This October the Old Royal Naval College, Greenwich will be shining a light Black mariners who played a crucial role in its history. In this new exhibition Black Greenwich Pensioners will explore the hidden histories of the Black Royal Navy personnel who formed one of Britain’s earliest Black communities when they became pensioners at the Royal Hospital for Seaman.
Co-curated by Black British heritage consultant S. I. Martin, this vital exhibition looks at the presence and impact of the recorded Black communities which have been resident in Greenwich for over 200 years. Telling the stories of Black seamen, who were volunteers alongside those who were enslaved or impressed, the exhibition traces their dangerous and unpredictable lives in the 18th and 19th centuries. Exploring their diverse geographical origins, ranks and duties as well as their significant contribution to the development of Black revolutionary and abolitionist thought and writing.

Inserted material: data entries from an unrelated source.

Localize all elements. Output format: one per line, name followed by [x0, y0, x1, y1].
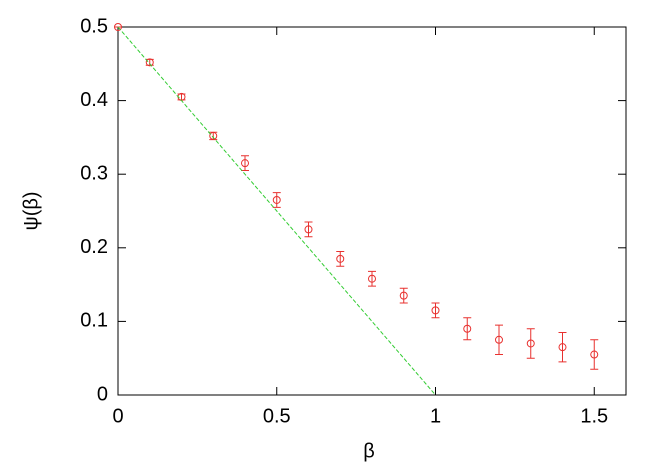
- error-bar: [336, 250, 345, 267]
- y-tick-label: 0.5: [80, 15, 108, 37]
- data-point: [114, 23, 122, 31]
- error-bar: [558, 331, 567, 363]
- y-tick-label: 0.3: [80, 162, 108, 184]
- line: [117, 26, 436, 396]
- data-point: [558, 343, 567, 352]
- error-bar: [272, 192, 281, 208]
- data-point: [526, 339, 535, 348]
- data-point: [399, 291, 408, 300]
- y-axis-label: ψ(β): [20, 191, 42, 230]
- data-point: [590, 350, 599, 359]
- error-bar: [399, 287, 408, 304]
- error-bar: [495, 324, 503, 356]
- error-bar: [463, 317, 472, 341]
- data-point: [495, 335, 503, 344]
- data-point: [241, 159, 249, 168]
- x-tick-label: 1: [430, 405, 441, 427]
- data-point: [368, 274, 376, 283]
- data-point: [145, 58, 154, 67]
- error-bar: [590, 339, 599, 370]
- data-point: [431, 306, 440, 315]
- y-tick-label: 0.2: [80, 236, 108, 258]
- x-tick-label: 0: [112, 405, 123, 427]
- x-tick-label: 0.5: [263, 405, 291, 427]
- error-bar: [241, 155, 249, 172]
- data-point: [209, 131, 218, 140]
- error-bar: [304, 221, 313, 238]
- plot-frame: [117, 26, 627, 396]
- error-bar: [431, 302, 440, 319]
- data-point: [336, 254, 345, 263]
- data-point: [304, 225, 313, 234]
- y-tick-label: 0: [97, 383, 108, 405]
- error-bar: [526, 328, 535, 359]
- y-tick-label: 0.4: [80, 89, 108, 111]
- y-tick-label: 0.1: [80, 310, 108, 332]
- x-tick-label: 1.5: [580, 405, 608, 427]
- x-axis-label: β: [363, 440, 375, 462]
- error-bar: [368, 270, 376, 287]
- data-point: [463, 324, 472, 333]
- data-point: [272, 195, 281, 204]
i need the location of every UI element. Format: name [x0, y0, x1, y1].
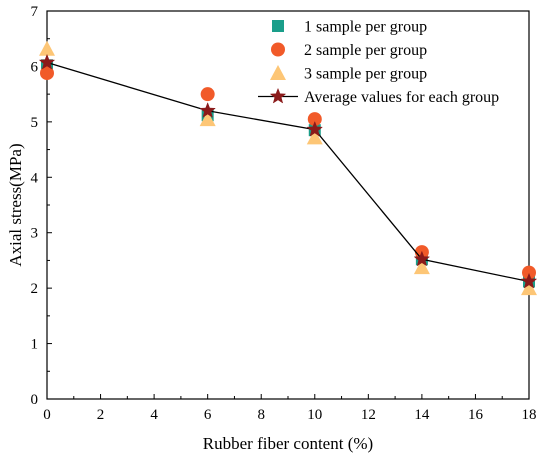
legend-label: 3 sample per group	[304, 66, 427, 83]
plot-frame	[46, 10, 530, 400]
circle-point	[522, 265, 536, 280]
circle-point	[200, 87, 215, 102]
star-point	[306, 120, 324, 137]
y-tick-label: 0	[31, 392, 39, 408]
series-2	[39, 40, 537, 296]
circle-point	[307, 112, 322, 127]
x-tick-label: 6	[204, 407, 212, 423]
triangle-point	[413, 259, 430, 275]
series-3	[38, 53, 538, 289]
triangle-point	[521, 280, 537, 296]
x-tick-label: 8	[257, 407, 265, 423]
legend-item: 3 sample per group	[270, 65, 427, 83]
y-tick-label: 4	[31, 170, 39, 186]
x-tick-label: 10	[307, 407, 322, 423]
x-tick-label: 4	[150, 407, 158, 423]
legend-square-icon	[272, 20, 284, 32]
legend-item: 2 sample per group	[271, 42, 427, 59]
legend-item: Average values for each group	[258, 87, 499, 106]
x-axis-title: Rubber fiber content (%)	[203, 434, 373, 453]
legend-item: 1 sample per group	[272, 19, 427, 36]
legend-circle-icon	[271, 42, 285, 57]
y-tick-label: 2	[31, 281, 39, 297]
star-point	[38, 53, 56, 70]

The exhibition will examine the role Black Mariners played in British naval conflicts as well as looking into the personal histories of prominent Greenwich pensioners such as John Thomas, who escaped slavery and was later returned to enslavement in Barbados. John Simmonds, a Jamaican veteran of the 1805 Battle of Trafalgar whose descendants still reside in the UK; and Briton Hammon, the author of the first slave narrative.
Documenting the contribution of these men to the British abolitionist movement, the Royal Navy, and to their local Greenwich community, the exhibition will include paintings, prints and photographs and a small selection of objects from which we can discover more about the lives of the Black Greenwich Pensioners.
There will also be related workshops and tours during the exhibition.